The guys below didn’t yet know the fire was running after them. They still had their packs on. Honcho still shouldered his saw.

I keyed the radio for the last time, “Joe, Joe! There’s no time. You gotta deploy.”

I threw down my binoculars and zoomed in with the camera and started pressing the shutter button.

A wall of flames was moving up the hill toward the group. They were moving faster now, all together. I could hear yelling.

Joe comes into the viewer, followed by Kevin. They are both literally grabbing guys by the shirt and yanking them up the hill.

I’m counting like a schoolteacher and ticking off the names as the shelters begin popping up.

Somebody is moving around the huddle. It looks like he’s helping secure shields. It’s nobody I recognize. It’s a 20th man. My mind is racing.

I’m thinking, how did one of the Helitack guys get down there? No way could they get to that point so fast. I can’t make out the face clearly, even with the zoom. He’s wearing the same yellow hardhat, yellow shirt and green pants as the others.

I’m pressing the shutter button to get a fix on the 20th man when the fire blows up – 200-foot tall flame lengths curling toward the smokey sky. It was like watching a tiger stalking prey and then just kicking it in, over taking them.

With a blowup comes violent convection. The hot wind swept across the mountain shoving me down, singeing my face and hair.

I hear their cries in spite of the inferno. Then it gets nuclear quiet, except for the fire’s crackle. Things are fuzzy after that for a long stretch.

When I walk in the base camp, everybody stares at me, like I’m in shock or might go ballistic.

The Silent Hill Fire Department Chief is there, nice guy. He comes over to where I’m sitting alone. “Are you okay, son?”

Words won’t yet form. My hands are shaking. I keep wiping at my eyes. “Son, calm down,” he’s saying.

I can’t really hear him. It’s like my head is in a jar. He’s leaning down to put a hand on my shoulder. “You did your job. It’s not your fault. It’s nobody’s fault; everybody did their job. We heard you on the radio.”

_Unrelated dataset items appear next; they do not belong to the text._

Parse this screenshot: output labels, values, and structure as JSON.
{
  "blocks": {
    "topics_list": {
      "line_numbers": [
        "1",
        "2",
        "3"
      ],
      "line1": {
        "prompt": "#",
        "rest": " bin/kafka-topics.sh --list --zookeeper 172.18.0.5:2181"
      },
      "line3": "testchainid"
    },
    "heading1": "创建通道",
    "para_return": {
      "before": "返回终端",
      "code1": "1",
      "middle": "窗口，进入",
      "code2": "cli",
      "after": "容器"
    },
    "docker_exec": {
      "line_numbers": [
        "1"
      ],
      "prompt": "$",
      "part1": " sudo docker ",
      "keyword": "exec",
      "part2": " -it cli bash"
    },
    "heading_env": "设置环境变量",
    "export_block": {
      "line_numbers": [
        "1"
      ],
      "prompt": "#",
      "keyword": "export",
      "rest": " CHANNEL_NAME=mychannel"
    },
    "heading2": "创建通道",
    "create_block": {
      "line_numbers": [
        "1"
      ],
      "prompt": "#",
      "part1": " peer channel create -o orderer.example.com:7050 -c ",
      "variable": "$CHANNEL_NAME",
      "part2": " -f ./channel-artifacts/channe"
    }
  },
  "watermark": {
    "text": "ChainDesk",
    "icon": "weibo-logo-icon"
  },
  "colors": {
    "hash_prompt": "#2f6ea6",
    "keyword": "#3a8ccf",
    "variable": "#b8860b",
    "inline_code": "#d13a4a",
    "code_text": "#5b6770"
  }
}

I’m talking back finally but in the voice of a madman.

“We’ll find the remains. If somebody else was on the hill, we will find him,” he assures me.

That night I downloaded my photos to a laptop and combed through them again and again. Nothing. Those last shots are an orange blur.

No fire had taken so many firefighters since California’s Griffith Park Fire in 1933. They lost 29 men.

The fire on Cheveyo Mountain would take 19 – maybe 20 – men and over 8,000 acres. Small acreage in comparison to the other fires.

Everyone was accounted for – all the other hotshots, hand crews, Helitack guys.

A week later the town held a memorial service. Firefighters came from as far North as Canada and South from Mexico. Every state in the country was represented. Our little town for that one day grew from about 2,000 to 40,000.

The Chief asked me to speak. I said no at first, but then it hit me that every one of those guys would have gotten up and said something. What the hell could I say?Twenty-minutes before going up on that stage I still had no idea what to say, wasn’t even sure I’d go up.

An old guy with gray hair and watery blue eyes approached me. He looked down at me, and it seemed like I should know him. “I’m Fred Carter, Garrett’s father,” he said.

My heart sank. It crossed my mind that he might punch me. I wanted him to. I tried to smile but instead dropped my head and mumbled, “I’m sorry, sir, about Garrett.”

When I looked up, he’d left. A single sheet of paper lay on the chair beside me. I read it to the people packed into a gymnasium that day.

The Hotshot’s Prayer

When I am called to duty, Lord

To fight the roaring blaze

Please keep me safe and strong

I may be here for days.

Be with my fellow crew members

As we hike up to the top.

Help us cut enough line

For this blaze to stop.

Let my skills and hands

Be firm and quick.

Let me find those safety zones

As we hit and lick.

For if this day on the line

I should answer death’s call

Lord, bless my hotshot Crew

My family, one and all.

Two days later my dad showed up in his faded pick-up. I’m back home now, waiting. Soon as the call comes, I’m joining a crew in Idaho.